Last spring teachers and students ventured into the unknown territory of remote learning. On top of that, many educators had to deal with supervising young children.
English teacher Sarah Lefebvre, mom to her six year old and two year old daughters, said she realized daycare would be the only option for when school began in September.
“Anytime I would try to teach in the spring with my two year old at home, she wanted to sit on my lap. There was no way that would work in the fall,” said Lefebvre.
History teacher Nicole Finney said she, too, struggled to teach during the fall on the rare occasions her two year old son and newborn daughter could not attend daycare.
“In the spring there was no daycare. But once they opened back up in the fall I was lucky enough to be able to get them in. On days that the kids were home my students would probably see or hear them on the zoom calls,” said Finney. “Without the daycare, teaching would have been impossible.”
Similar problems occurred for English teacher Linda Buraczenski. With three children at home the adjustment looked daunting, especially with her two youngest daughters.
“It was really difficult for my daughters. It was incredibly hard to maintain their attention. I would go upstairs and my second grader would be on Youtube, watching BTS. It was very hard balancing being a good teacher so I could be the best for my students, but then also being the best for my family,” said Buraczenski.
Students, including Carter McRell, faced the problem of staying focused on school, while being stuck at home.
“In the fall when we were all at the house doing work, it was tough. There were wifi issues, there were not enough devices for everyone, and my parents would interrupt me in the middle of my classes to ask if I could watch one of my sisters,” said McRell.
Teachers, along with students, faced challenges with the immediate shift into remote learning.
“It was definitely a big adjustment to make, from trying to adapt to virtual lessons and figure out how to still get kids engaged or conduct discussions over a Google Meet or Zoom. Even just making connections virtually with students was a lot different. Many students I never saw their faces outside of their Google avatar,” said Lefebvre.
Like most teachers, Finney’s normal teaching style before the pandemic happened to be largely based on student interactivity, so remote teaching posed a problem.
“In a normal year of teaching, I like group work, hands-on activities, and movement in the classroom,” said Finney. “It was so difficult to make learning fun for my students. In the spring the biggest challenge for me was not getting the human interaction and not being able to see my students’ faces.”
English teacher Brian Lux said he faced the same lack of participation in classes as Lefebvre did.
“I noticed myself assigning more independent work, but I was always still there to help my students with questions. It was hard because they couldn’t work in groups like they would in school because no one talked in breakout rooms when I set them up. It was much easier for kids to hide behind the screens,” said Lux.
Both Lux and Buraczenski shared common frustrations about remote learning.
“I understand how difficult it was. Everyone reached the saturation point, which happens every year, but the pandemic made it worse. However, teaching would have been infinitely better if the students had met their teachers halfway,” said Buraczenski.
From a student’s perspective, McRell addressed the fact that the remote learning expectations at the beginning of the pandemic changed drastically in the fall.

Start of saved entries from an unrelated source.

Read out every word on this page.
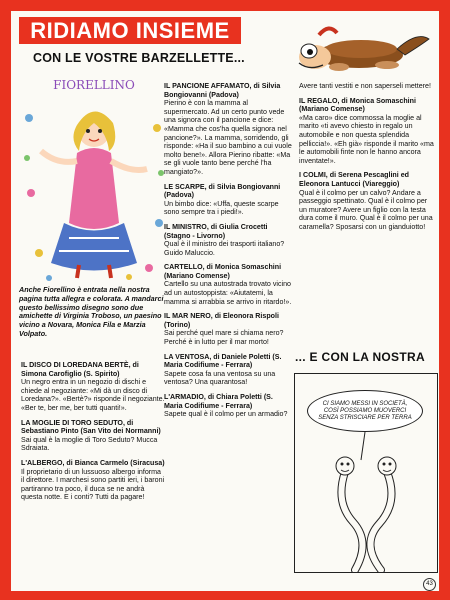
RIDIAMO INSIEME
CON LE VOSTRE BARZELLETTE...
FIORELLINO
Anche Fiorellino è entrata nella nostra pagina tutta allegra e colorata. A mandarci questo bellissimo disegno sono due amichette di Virginia Troboso, un paesino vicino a Novara, Monica Fila e Marzia Volpato.

IL DISCO DI LOREDANA BERTÈ, di Simona Carofiglio (S. Spirito)

Un negro entra in un negozio di dischi e chiede al negoziante: «Mi dà un disco di Loredana?». «Bertè?» risponde il negoziante. «Ber te, ber me, ber tutti quanti!».

LA MOGLIE DI TORO SEDUTO, di Sebastiano Pinto (San Vito dei Normanni)

Sai qual è la moglie di Toro Seduto? Mucca Sdraiata.

L'ALBERGO, di Bianca Carmelo (Siracusa)

Il proprietario di un lussuoso albergo informa il direttore. I marchesi sono partiti ieri, i baroni partiranno tra poco, il duca se ne andrà questa notte. E i conti? Tutti da pagare!

IL PANCIONE AFFAMATO, di Silvia Bongiovanni (Padova)

Pierino è con la mamma al supermercato. Ad un certo punto vede una signora con il pancione e dice: «Mamma che cos'ha quella signora nel pancione?». La mamma, sorridendo, gli risponde: «Ha il suo bambino a cui vuole molto bene!». Allora Pierino ribatte: «Ma se gli vuole tanto bene perché l'ha mangiato?».

LE SCARPE, di Silvia Bongiovanni (Padova)

Un bimbo dice: «Uffa, queste scarpe sono sempre tra i piedi!».

IL MINISTRO, di Giulia Crocetti (Stagno - Livorno)

Qual è il ministro dei trasporti italiano? Guido Maluccio.

CARTELLO, di Monica Somaschini (Mariano Comense)

Cartello su una autostrada trovato vicino ad un autostoppista: «Aiutatemi, la mamma si arrabbia se arrivo in ritardo!».

IL MAR NERO, di Eleonora Rispoli (Torino)

Sai perché quel mare si chiama nero? Perché è in lutto per il mar morto!

LA VENTOSA, di Daniele Poletti (S. Maria Codifiume - Ferrara)

Sapete cosa fa una ventosa su una ventosa? Una quarantosa!

L'ARMADIO, di Chiara Poletti (S. Maria Codifiume - Ferrara)

Sapete qual è il colmo per un armadio?

Avere tanti vestiti e non saperseli mettere!

IL REGALO, di Monica Somaschini (Mariano Comense)

«Ma caro» dice commossa la moglie al marito «ti avevo chiesto in regalo un automobile e non questa splendida pelliccia!». «Eh già» risponde il marito «ma le automobili finte non le hanno ancora inventate!».

I COLMI, di Serena Pescaglini ed Eleonora Lantucci (Viareggio)

Qual è il colmo per un calvo? Andare a passeggio spettinato. Qual è il colmo per un muratore? Avere un figlio con la testa dura come il muro. Qual è il colmo per una caramella? Sposarsi con un gianduiotto!

... E CON LA NOSTRA
CI SIAMO MESSI IN SOCIETÀ, COSÌ POSSIAMO MUOVERCI SENZA STRISCIARE PER TERRA
43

“During the spring we only had two hours of work a day and maybe a zoom call every other day. But in the fall all our classes were scheduled and there was no more pass or fail. It was a big jump,” said McRell.
Remote learning went better than expected for junior Teresa Grimes, even though staying focused on class became more difficult.
“When my sister came home from college it was a little bit harder to stay focused because we shared the same room. She would also be doing school in our room,” said Grimes.
Although the pandemic tremendously changed normal life, it gave teachers the chance to spend more time with their children.
“It has been nice being home for this chunk of my kids’ lives that I would not have had in a normal year. Even though my wife spent most of the day watching our son, just popping down for lunch or taking a ten minute walk in the woods with him was nice,” said Lux.
For the Buraczenski family, the implementation of remote learning and teaching has been the silver lining of the pandemic.
“During a typical school year my husband does mornings and I do nights, but because of the pandemic now the kids see their dad a lot more. The best part of the pandemic has been having family dinners every night,” said Buraczenski.
As an expectant mother, Finney also enjoyed the relaxing time she got to spend at home with her family.
“The best part about the spring was spending even more time with my son and husband. We got to experience so much more quality family time,” said Finney.
Several students shared similar situations.
“It brought my family closer together. We would play games together during the spring because we couldn’t go anywhere. It was nice because we wouldn’t normally get to do that,” said Grimes.
When it comes to family bonding the pandemic happened to be a win-lose situation for McRell.
“With our mom being a healthcare worker, she actually had to take on more hours, so we didn’t get to see her as much,” said McRell. “But in some ways, it brought my sisters and I closer, along with our dad. I also connected better with my sisters.”
In spite of all the troubles, Lefebvre said that watching her six year old trying to learn on the computer, helped her better relate to her students.
“I empathize with the kids who were on the computers all day,” said Lefebvre. “I feel for the kids who were not getting personal connection with their classmates and teachers.”